Every time I have lunch with my former co-workers, my old job seems farther and farther away. The work that I was so passionate about and spent so much time doing is just a memory now. Sometimes it's hard to believe it's been 15 months since I last worked through one of those reports or played with a million-row spreadsheet. But mentally I feel so far removed from that company, and with each lunch I feel more fortunate to be where I am now. It's nice that those problems are no longer mine, but I hate that my old boss is still there and stuck in a really awful spot. That was one of my biggest concerns when I left, and it remains my one regret.
It's amazing to think that my extended time off is more than a year ago now. I definitely feel like that time was life-changing. I miss it like crazy, of course, as it was such a unique experience to be home with Carter and to have time to take care of my home and family like I've always wished I could. I'm thankful enough for my job that I can deal, but I will probably always miss it. A little part of me will always dream of that freedom. But maybe now that we're past the time of year I've been off work (first for maternity leave, and then for unemployment), maybe my mind won't float there as much. Still, every time Carter talks about how much he wants to stay home with me, I feel a little sad I can't do more for him.

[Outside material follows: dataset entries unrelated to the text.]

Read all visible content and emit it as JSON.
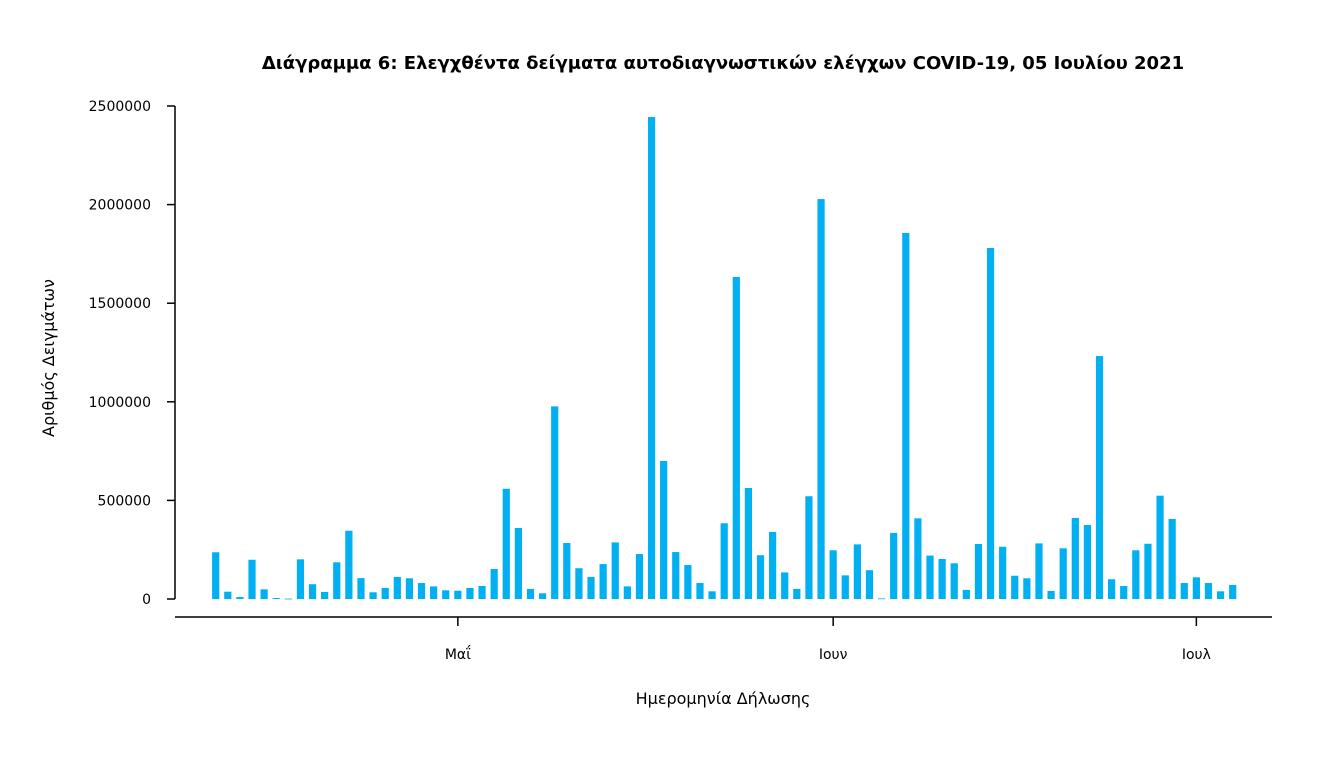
{
  "chart_data": {
    "type": "bar",
    "title": "Διάγραμμα 6: Ελεγχθέντα δείγματα αυτοδιαγνωστικών ελέγχων COVID-19, 05 Ιουλίου 2021",
    "xlabel": "Ημερομηνία Δήλωσης",
    "ylabel": "Αριθμός Δειγμάτων",
    "ylim": [
      0,
      2500000
    ],
    "xlim": [
      "2021-04-08",
      "2021-07-07"
    ],
    "grid": false,
    "bar_color": "#00B0F0",
    "y_ticks": [
      0,
      500000,
      1000000,
      1500000,
      2000000,
      2500000
    ],
    "y_tick_labels": [
      "0",
      "500000",
      "1000000",
      "1500000",
      "2000000",
      "2500000"
    ],
    "x_ticks": [
      {
        "date": "2021-05-01",
        "label": "Μαΐ"
      },
      {
        "date": "2021-06-01",
        "label": "Ιουν"
      },
      {
        "date": "2021-07-01",
        "label": "Ιουλ"
      }
    ],
    "x": [
      "2021-04-11",
      "2021-04-12",
      "2021-04-13",
      "2021-04-14",
      "2021-04-15",
      "2021-04-16",
      "2021-04-17",
      "2021-04-18",
      "2021-04-19",
      "2021-04-20",
      "2021-04-21",
      "2021-04-22",
      "2021-04-23",
      "2021-04-24",
      "2021-04-25",
      "2021-04-26",
      "2021-04-27",
      "2021-04-28",
      "2021-04-29",
      "2021-04-30",
      "2021-05-01",
      "2021-05-02",
      "2021-05-03",
      "2021-05-04",
      "2021-05-05",
      "2021-05-06",
      "2021-05-07",
      "2021-05-08",
      "2021-05-09",
      "2021-05-10",
      "2021-05-11",
      "2021-05-12",
      "2021-05-13",
      "2021-05-14",
      "2021-05-15",
      "2021-05-16",
      "2021-05-17",
      "2021-05-18",
      "2021-05-19",
      "2021-05-20",
      "2021-05-21",
      "2021-05-22",
      "2021-05-23",
      "2021-05-24",
      "2021-05-25",
      "2021-05-26",
      "2021-05-27",
      "2021-05-28",
      "2021-05-29",
      "2021-05-30",
      "2021-05-31",
      "2021-06-01",
      "2021-06-02",
      "2021-06-03",
      "2021-06-04",
      "2021-06-05",
      "2021-06-06",
      "2021-06-07",
      "2021-06-08",
      "2021-06-09",
      "2021-06-10",
      "2021-06-11",
      "2021-06-12",
      "2021-06-13",
      "2021-06-14",
      "2021-06-15",
      "2021-06-16",
      "2021-06-17",
      "2021-06-18",
      "2021-06-19",
      "2021-06-20",
      "2021-06-21",
      "2021-06-22",
      "2021-06-23",
      "2021-06-24",
      "2021-06-25",
      "2021-06-26",
      "2021-06-27",
      "2021-06-28",
      "2021-06-29",
      "2021-06-30",
      "2021-07-01",
      "2021-07-02",
      "2021-07-03",
      "2021-07-04"
    ],
    "values": [
      237000,
      37000,
      10000,
      199000,
      49000,
      5000,
      2000,
      201000,
      75000,
      36000,
      186000,
      346000,
      106000,
      34000,
      56000,
      112000,
      105000,
      81000,
      64000,
      44000,
      42000,
      56000,
      66000,
      152000,
      559000,
      360000,
      51000,
      29000,
      977000,
      284000,
      156000,
      112000,
      177000,
      287000,
      64000,
      228000,
      2444000,
      700000,
      238000,
      172000,
      81000,
      39000,
      384000,
      1633000,
      563000,
      222000,
      340000,
      135000,
      51000,
      521000,
      2028000,
      247000,
      120000,
      277000,
      146000,
      3000,
      335000,
      1856000,
      409000,
      220000,
      203000,
      181000,
      46000,
      279000,
      1780000,
      265000,
      118000,
      105000,
      282000,
      41000,
      257000,
      411000,
      375000,
      1232000,
      100000,
      66000,
      247000,
      280000,
      524000,
      406000,
      81000,
      110000,
      81000,
      39000,
      71000
    ]
  }
}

The first few months of this job seemed to take forever because I was waiting to feel comfortable. It turned out that the second half of the year flew by once I stopped counting the months so closely, and now here we are at a full year. It doesn't seem like 366 days ago that I sat through my orientation, or 365 days ago that I first walked into that office and saw the lovely flowers my boss left on my desk. But here we are. I am certainly in a much better position than I was a year and a half ago. While I hoped at the time that my dismissal would be a blessing in disguise, there's always that bit of fear that things won't go as planned. Fortunately, this situation went better than I could have imagined, and I'm so grateful to be where I am. Happy Anniversary to me!